Friday, Sep. 08, 1967

"This is not a love-in," squawked a pimply bacchante, "it's a cash-in." And so it was--another ingenious cash-in by the eleemosynarily inspired Duke of Bedford, 50, who for a price stands ever-ready to throw open the gate of historic, debt-encrusted Woburn Abbey.

This time it was a three-day frolic billed as the world's largest love-in, admission $2.80 per day, hot dogs 250 each. More than 12,000 tinkling hippies and mods made the sad scene, went away unloved (boy-girl ratio: 5 to 1), unstoned (200 constables prowled the premises in search of pot), and unmoved by the 15 jangling psychedelic bands. Though the flower children wilted, the duke got a large charge ($14,000 net) out of the love-in, and the duchess was pretty jolted herself. "I was away from Woburn," she said. "I thought these people were holding a flower festival."
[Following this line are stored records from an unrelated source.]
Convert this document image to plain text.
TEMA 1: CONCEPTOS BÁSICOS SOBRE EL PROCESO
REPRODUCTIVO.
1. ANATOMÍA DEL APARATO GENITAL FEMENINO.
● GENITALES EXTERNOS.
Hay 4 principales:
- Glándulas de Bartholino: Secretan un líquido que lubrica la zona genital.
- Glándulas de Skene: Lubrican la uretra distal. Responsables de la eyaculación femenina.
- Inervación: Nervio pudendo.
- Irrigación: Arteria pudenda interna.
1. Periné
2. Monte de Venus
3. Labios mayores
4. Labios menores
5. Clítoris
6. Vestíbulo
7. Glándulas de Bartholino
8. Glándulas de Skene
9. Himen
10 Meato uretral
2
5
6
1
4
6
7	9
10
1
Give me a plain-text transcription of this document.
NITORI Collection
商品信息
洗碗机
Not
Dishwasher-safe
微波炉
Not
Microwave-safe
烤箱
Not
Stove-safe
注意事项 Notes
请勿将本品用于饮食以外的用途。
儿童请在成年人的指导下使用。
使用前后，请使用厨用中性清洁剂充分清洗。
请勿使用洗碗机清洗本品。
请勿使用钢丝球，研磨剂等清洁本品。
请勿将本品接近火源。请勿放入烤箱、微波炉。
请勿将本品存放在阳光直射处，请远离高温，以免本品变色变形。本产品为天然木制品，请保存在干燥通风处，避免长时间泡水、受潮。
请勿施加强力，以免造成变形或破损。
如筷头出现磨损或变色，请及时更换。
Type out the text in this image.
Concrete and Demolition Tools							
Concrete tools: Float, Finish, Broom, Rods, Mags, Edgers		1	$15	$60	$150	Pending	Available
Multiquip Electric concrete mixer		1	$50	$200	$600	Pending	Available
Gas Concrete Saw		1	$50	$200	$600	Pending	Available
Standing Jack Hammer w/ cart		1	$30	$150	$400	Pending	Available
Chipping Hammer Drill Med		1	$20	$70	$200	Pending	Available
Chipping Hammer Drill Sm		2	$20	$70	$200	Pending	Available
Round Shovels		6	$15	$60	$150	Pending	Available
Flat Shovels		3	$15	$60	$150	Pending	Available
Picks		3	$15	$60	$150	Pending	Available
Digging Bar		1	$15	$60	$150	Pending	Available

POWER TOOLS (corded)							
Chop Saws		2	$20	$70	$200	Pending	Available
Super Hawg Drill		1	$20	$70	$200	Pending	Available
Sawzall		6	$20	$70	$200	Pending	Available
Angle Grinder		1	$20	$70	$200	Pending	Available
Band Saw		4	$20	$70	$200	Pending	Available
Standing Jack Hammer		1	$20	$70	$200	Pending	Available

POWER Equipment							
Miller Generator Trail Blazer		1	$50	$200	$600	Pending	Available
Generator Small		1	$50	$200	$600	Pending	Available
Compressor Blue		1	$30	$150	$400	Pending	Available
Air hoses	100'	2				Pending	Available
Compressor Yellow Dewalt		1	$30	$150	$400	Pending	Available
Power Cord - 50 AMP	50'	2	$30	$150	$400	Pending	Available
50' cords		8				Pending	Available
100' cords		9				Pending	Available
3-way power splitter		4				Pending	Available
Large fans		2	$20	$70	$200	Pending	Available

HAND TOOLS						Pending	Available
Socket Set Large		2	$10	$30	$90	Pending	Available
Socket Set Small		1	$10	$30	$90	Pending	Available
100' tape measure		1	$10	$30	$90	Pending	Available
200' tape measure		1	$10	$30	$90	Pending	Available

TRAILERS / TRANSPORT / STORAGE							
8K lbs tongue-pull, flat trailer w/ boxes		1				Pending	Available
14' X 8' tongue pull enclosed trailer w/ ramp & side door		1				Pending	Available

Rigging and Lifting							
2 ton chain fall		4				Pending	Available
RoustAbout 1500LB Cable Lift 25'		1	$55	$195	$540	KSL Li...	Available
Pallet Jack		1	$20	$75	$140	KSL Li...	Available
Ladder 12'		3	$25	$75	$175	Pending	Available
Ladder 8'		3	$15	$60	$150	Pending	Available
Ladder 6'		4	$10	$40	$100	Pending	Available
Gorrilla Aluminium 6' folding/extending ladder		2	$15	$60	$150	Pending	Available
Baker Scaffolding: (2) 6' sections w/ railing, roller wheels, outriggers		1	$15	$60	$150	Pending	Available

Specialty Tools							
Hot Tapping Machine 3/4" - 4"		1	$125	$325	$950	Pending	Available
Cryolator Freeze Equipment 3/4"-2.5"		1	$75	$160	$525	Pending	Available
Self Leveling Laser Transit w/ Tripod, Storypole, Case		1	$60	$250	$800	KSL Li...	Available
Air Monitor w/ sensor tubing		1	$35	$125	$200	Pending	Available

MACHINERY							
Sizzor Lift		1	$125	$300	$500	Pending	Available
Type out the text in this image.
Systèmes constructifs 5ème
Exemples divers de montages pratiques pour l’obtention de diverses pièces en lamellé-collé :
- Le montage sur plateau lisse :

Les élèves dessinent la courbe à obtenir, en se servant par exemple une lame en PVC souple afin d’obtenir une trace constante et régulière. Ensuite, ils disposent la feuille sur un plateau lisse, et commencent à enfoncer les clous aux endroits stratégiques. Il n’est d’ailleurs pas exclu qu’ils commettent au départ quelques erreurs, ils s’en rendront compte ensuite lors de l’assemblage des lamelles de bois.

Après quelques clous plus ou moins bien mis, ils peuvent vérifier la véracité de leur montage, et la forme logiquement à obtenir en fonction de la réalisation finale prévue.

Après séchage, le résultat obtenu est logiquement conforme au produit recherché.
Scant days remained before his concert at the St.-Tropez Festival, and Pianist Byron Janis, 39, was staring straight into the jaws of une veritable debacle. His new white dinner jacket, a double-breasted poem in paper limned especially for him by Haute Couturier Pierre Cardin, had proved a grabber in the armpits. "Rush me another," pled the pianist. "I have to move my arms."

Seizing his scissors, Cardin fashioned another, chestier paper jacket, put it on the evening jet from Paris to Nice, whence it was whisked by helicopter to Janis mere moments before the performance. Pausing only to snip off some excess sleeve, Janis donned the coat and played his concert to pandemonious applause. And why a paper dinner jacket in the first place? Well, in the first place it's pretty chic; and--uh--Janis works up quite a sweat.

Nothing earns so much sympathy these days as the plight of the second-class citizen, and even the Duchess of Windsor, 70, qualifies. The Duchess "has been officially relegated to the position of a second-class wife," complains British Genealogist Philip Thomas in the latest edition of the authoritative Burke's Peerage. The harsh terms of her morganatic marriage to the abdicated King Edward VIII in 1937 were "the most flagrant act of discrimination in the whole history of our dynasty," Thomas fumed, arguing that she ought to be recognized as the "consort of a royal prince" and referred to as "Her Royal Highness" instead of having to scruff along as "Her Grace."

Among long-distance saltwater swallowers, the treacherous 22-mile strait from the Farallon Islands to the California mainland near San Francisco has a reputation roughly like Mount Everest's.

Close to 50 swimmers have tried the crossing and been defeated by the strong currents and numbing cold. Last week Stewart Evans, 41, an Army lieutenant colonel who had spent five months training for the assault, marched down to a beach on the Farallons, smeared himself with great gobs of a "secret" cold-protective grease and stroked off--straight into a school of jellyfish. For two hours, his left arm was nearly useless with excruciating pain, but he somehow kept going until the pain subsided, after a total of 13 hrs. 44 min. 52 sec.

finally touched bottom, only to pitch forward exhausted in the shallow water. "Crawl, Stew, crawl," shouted his wife Pauline from the beach at Point Bonita--and Evans slowly crawled out of the water straight to her side.

Manhattan's sidewalk spectators are getting to be fairly ho-hum about movies shot on location, but this one was a real buzzer. Star of the film was Mia Farrow, 22, whose mob quotient has gone up considerably since she married Whosis, and furthermore didn't she seem to be--giggle blush--just a teensy bit preggers? Yes she did, and in no mood to dillydally about it, either. One day she was barely bulgy, the next she seemed six months along, and within a week she was 14 months pregnant. By this time even the most motherly fan had guessed that Mia's baby was really Rosemary's Baby, and that the father was an unknown pillow stuffer in Paramount's wardrobe department.

The romance had basic troubles right from the start, one of them being L.B.J.'s habit of calling him "Charlie." But for the surprising span of 25 months, in Washington and Acapulco, New York and Hollywood, Lynda Bird Johnson, 23, and Hollywood Climber George Hamilton, 28, were a more or less serious item on the nation's front pages.

Now, as Lynda Bird told a friend, "it's all over." Chin waggers guessed that the rift really opened in July, when vacationing Lynda was left twiddling her toes in London for three weeks while George struggled unsuccessfully to escape from Aristotle Onassis' yacht in the Mediterranean. As Hamilton confirmed all with a "We shall always be friends" statement, Lynda Bird let it be known that she has not been wholly unhappy recently in the company of Marine Captain and White House Aide Charles Robb, 28, her favorite bridge partner and her host at a beach bash in Delaware over the Fourth of July weekend.